Il terzo motivo deduce la violazione dell’art. 111, comma 6, Cost. e dell’art. 36, comma 2, n. 4, c.p.c. La sentenza impugnata aveva ritenuto provata la mala fede della contribuente e, nel contempo, aveva escluso che questa avesse fornito la prova della propria buona fede. Questo giudizio, però, era inficiato da un grave «deficit» motivazionale, atteso che la Corte di giustizia tributaria aveva trascurato di valutare le numerose e specifiche circostanze di fatto, addotte dalla società contribuente a sostegno della propria buona fede, prima fra tutte la dimostrazione della congruità del prezzo di acquisto corrisposto ai fornitori rispetto ai «prezzi di mercato».
5. Il quarto motivo deduce la violazione dell’art. 19 del d.P.R. n. 633 del 1972 e dell’art. 2697 c.c. e dei principi di riparto degli oneri probatori, in relazione all’art. 360, primo comma, n. 3, c.p.c. La Corte regionale aveva dato per scontato la natura di cartiera in capo alle fornitrici, senza verificare se l’Ufficio a vesse assolto ai propri oneri probatori.

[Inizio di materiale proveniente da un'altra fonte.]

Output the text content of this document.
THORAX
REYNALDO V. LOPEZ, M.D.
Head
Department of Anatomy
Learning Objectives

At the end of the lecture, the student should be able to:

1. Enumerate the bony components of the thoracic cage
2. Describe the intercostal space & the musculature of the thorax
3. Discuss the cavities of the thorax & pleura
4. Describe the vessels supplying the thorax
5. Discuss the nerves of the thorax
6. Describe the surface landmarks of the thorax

La sentenza impugnata aveva dato per scontato che i soggetti fornitori presi in considerazione dall’Ufficio fossero da qualificare come «cartiere». La sentenza impugnata era illegittima perché aveva falsamente applicato, al caso concreto, i principi sul riparto dell’onere della prova , ritenendo che la sola esistenza del PVC, indipendentemente dalla significatività del suo contenuto, potesse concretare l’assolvimento degli oneri probatori a carico dell’amministrazione finanziaria, in particolare sulla natura di cartiere dei fornitori per i quali era stata recuperata l’Iva portata in detrazione. 6. I motivi, che vanno trattati congiuntamente perché investono profili diversi della medesima questione, riguardante l’accertamento, in presenza di operazioni soggettivamente inesistenti ai fini IVA, e i criteri di ripartizione dell’onere della prova ad esso correlati, sono infondati.
6.1 Va premesso che, in tema di operazioni soggettivamente inesistenti questa Corte, in coerenza con le plurime affermazioni della Corte di Giustizia (Corte di Giustizia UE, 6 settembre 2012, C-324/11; Corte di Giustizia UE, 22 ottobre 2015, C-277/14; Corte di Giustizia UE, 19 ottobre 2017, C-101/16 e, più di recente, Corte di Giustizia UE, 1 dicembre 2022, C-512/21) ha affermato che « qualora l’Amministrazione finanziaria contesti che la fatturazione attiene ad operazioni soggettivamente inesistenti, inserite o meno nell’ambito di una frode carosello, incombe sulla stessa l’onere di provare la consapevolezza del destinatario che l’operazione si inseriva in una evasione dell’imposta dimostrando, anche in via presuntiva, in base ad elementi oggettivi specifici, che il contribuente fosse a conoscenza, o avrebbe dovuto esserlo usando l’ordinaria diligenza in ragione della qualità professionale ricoperta, della sostanziale inesistenza del contraente; ove l’Amministrazione assolva a detto incombente istruttorio, grava sul contribuente la prova contraria di avere adoperato, per non essere coinvolto in un’operazione volta ad evadere l’imposta, la diligenza massima esigibile da un operatore accorto, secondo criteri di ragionevolezza e di proporzionalità in rapporto alle circostanze del caso concreto » (cfr. Cass., 16 febbraio 2025, n. 3949; Cass., 12 giugno 2024, n. 16361; Cass., 1 dicembre 2023, n. 33620; Cass., 31 gennaio 2022, n. 2922; Cass., 20 luglio 2020, n. 15369; Cass., 28 febbraio 2019, n. 5873; Cass., 20 aprile 2018, n. 9851).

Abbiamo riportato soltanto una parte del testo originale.